Fear of “Reversal Rates” Sets in, Says the Fed
The fear that today’s negative or low interest rates render central banks helpless in face of the next economic crisis.
There is now a new theory cropping up in Fed-speak and more generally in central-bank speak. It’s not actually a new theory. I have been saying the same thing for years. In fact, it’s not even a theory, but reality. But it’s newly cropping up in reports from the Fed and the ECB. It’s the concept of what is now called “reversal rates.”
It’s an official admission that “reversal rates” exist. The term crops up alongside the fear that countries with negative interest rates are at, or are already beyond, those “reversal rates.”
The idea of interest rate repression is to induce businesses to borrow and invest, and to induce consumers to borrow and spend, and the hope is that all this will crank up the overall economy as measured by GDP.
“Reversal rates” is the term for a situation where interest rates are so low that they’re doing more harm than good to the overall economy, and that lowering rates further will screw up the economy rather than boost it.

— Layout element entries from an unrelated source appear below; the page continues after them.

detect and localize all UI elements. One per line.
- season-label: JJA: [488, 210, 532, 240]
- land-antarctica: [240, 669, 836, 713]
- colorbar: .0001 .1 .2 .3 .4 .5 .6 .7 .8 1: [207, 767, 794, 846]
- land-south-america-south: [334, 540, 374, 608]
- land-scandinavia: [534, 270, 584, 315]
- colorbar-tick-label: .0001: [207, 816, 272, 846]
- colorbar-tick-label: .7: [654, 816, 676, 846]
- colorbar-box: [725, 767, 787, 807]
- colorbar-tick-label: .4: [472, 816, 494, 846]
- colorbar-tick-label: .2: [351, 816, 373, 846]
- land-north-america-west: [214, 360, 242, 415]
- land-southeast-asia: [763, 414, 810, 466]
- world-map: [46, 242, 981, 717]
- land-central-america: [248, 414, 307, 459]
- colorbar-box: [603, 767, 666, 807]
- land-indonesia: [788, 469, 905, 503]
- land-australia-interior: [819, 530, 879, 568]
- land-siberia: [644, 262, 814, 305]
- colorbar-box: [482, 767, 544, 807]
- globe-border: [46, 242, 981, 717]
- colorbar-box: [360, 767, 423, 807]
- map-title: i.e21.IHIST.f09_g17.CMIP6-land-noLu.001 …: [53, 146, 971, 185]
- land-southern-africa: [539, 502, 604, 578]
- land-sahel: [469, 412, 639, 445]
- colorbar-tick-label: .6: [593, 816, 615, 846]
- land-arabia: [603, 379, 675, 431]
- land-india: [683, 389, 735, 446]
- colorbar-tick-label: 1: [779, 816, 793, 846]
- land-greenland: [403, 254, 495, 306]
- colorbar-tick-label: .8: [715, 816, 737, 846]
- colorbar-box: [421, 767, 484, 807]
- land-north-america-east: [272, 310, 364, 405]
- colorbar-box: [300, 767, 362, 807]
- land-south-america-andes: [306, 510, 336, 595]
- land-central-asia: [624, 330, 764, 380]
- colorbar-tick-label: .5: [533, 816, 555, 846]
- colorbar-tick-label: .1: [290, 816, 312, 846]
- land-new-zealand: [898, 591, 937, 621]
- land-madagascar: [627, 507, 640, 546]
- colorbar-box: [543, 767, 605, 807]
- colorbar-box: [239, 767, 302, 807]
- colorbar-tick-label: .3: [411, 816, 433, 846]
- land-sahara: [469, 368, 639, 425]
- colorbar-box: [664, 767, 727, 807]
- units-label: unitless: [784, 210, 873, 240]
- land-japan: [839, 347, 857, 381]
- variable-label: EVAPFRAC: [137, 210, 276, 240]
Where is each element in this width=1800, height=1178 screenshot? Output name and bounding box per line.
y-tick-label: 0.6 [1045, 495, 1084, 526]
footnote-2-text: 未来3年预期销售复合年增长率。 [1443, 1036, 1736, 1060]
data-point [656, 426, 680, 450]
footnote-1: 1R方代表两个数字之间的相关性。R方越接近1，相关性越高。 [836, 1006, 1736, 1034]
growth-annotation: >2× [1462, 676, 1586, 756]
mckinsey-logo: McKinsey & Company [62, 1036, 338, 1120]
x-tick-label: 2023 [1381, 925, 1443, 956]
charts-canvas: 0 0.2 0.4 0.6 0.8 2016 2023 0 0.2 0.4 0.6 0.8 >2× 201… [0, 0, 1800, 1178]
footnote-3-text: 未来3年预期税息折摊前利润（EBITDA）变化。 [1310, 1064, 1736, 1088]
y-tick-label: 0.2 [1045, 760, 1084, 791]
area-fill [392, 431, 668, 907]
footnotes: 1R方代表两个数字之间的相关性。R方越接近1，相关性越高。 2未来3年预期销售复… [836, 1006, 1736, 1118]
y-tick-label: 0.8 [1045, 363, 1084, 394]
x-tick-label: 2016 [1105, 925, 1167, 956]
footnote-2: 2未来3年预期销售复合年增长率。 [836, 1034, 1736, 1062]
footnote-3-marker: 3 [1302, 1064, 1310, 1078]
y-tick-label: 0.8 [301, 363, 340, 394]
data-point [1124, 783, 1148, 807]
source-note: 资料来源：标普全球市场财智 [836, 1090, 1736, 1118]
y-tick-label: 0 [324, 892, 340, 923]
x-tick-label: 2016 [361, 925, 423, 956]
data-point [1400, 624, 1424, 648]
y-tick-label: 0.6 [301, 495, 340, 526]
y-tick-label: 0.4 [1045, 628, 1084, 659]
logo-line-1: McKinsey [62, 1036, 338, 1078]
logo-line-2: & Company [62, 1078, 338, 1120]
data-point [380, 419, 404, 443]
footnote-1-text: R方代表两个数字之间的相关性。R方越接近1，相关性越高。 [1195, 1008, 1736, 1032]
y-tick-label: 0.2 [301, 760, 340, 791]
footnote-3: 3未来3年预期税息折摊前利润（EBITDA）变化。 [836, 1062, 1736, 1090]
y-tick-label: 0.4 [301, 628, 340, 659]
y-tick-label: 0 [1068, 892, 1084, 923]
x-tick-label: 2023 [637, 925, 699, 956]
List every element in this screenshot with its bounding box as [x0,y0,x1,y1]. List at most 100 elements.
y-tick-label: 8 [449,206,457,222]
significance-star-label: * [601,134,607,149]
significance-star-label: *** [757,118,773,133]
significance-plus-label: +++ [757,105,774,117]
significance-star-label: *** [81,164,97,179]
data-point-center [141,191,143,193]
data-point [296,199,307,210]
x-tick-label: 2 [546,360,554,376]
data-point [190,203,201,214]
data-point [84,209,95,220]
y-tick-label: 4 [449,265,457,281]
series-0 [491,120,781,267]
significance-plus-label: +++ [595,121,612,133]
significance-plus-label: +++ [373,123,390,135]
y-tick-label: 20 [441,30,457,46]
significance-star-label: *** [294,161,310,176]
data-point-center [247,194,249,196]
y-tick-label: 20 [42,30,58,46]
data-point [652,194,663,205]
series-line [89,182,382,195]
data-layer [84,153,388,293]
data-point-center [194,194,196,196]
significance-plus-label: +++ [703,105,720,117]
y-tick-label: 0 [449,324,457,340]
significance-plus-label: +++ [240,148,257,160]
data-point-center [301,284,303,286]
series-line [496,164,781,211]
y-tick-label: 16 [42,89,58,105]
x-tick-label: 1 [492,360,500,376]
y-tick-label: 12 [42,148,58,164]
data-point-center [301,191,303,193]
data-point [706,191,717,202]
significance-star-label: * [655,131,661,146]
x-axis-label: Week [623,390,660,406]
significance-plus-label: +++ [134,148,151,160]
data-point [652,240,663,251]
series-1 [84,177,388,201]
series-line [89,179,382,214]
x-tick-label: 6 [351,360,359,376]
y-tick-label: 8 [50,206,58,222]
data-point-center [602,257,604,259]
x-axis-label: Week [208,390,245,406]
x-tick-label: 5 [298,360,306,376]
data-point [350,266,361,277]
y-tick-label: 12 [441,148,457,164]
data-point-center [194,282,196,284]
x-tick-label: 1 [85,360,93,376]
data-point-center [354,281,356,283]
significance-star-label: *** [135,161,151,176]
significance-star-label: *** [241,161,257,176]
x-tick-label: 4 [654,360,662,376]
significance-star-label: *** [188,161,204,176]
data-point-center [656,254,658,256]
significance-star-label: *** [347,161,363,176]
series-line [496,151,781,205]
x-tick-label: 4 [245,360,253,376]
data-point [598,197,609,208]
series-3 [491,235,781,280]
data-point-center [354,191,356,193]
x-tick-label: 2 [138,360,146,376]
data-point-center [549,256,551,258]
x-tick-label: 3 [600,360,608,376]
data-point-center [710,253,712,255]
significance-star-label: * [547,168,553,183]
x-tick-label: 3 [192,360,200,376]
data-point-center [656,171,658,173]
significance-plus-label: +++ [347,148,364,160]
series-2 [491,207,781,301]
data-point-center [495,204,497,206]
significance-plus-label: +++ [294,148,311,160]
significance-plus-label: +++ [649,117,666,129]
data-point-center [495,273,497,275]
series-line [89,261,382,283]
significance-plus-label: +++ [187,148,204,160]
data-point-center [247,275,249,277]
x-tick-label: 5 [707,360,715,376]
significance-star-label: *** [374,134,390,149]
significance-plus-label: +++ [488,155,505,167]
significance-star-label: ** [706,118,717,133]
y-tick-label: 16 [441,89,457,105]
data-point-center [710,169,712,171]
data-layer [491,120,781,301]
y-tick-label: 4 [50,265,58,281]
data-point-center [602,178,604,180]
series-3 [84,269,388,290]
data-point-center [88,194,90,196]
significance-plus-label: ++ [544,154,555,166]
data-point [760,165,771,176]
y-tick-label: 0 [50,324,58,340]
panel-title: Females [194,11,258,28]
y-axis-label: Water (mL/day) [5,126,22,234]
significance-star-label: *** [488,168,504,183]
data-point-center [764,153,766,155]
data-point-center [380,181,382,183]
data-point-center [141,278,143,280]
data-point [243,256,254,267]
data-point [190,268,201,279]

Central bank monetary policy, such as cutting interest rates and doing QE, takes wealth and income from one group of people and delivers it to another group of people. This is how monetary policy works. It’s not a secret. In central-bank speak, it’s called the “distributive effects of monetary policy.” The idea is that for the overall economy, this income and wealth transfer from these people over here to those people over there translates into more overall economic activity that adds to GDP.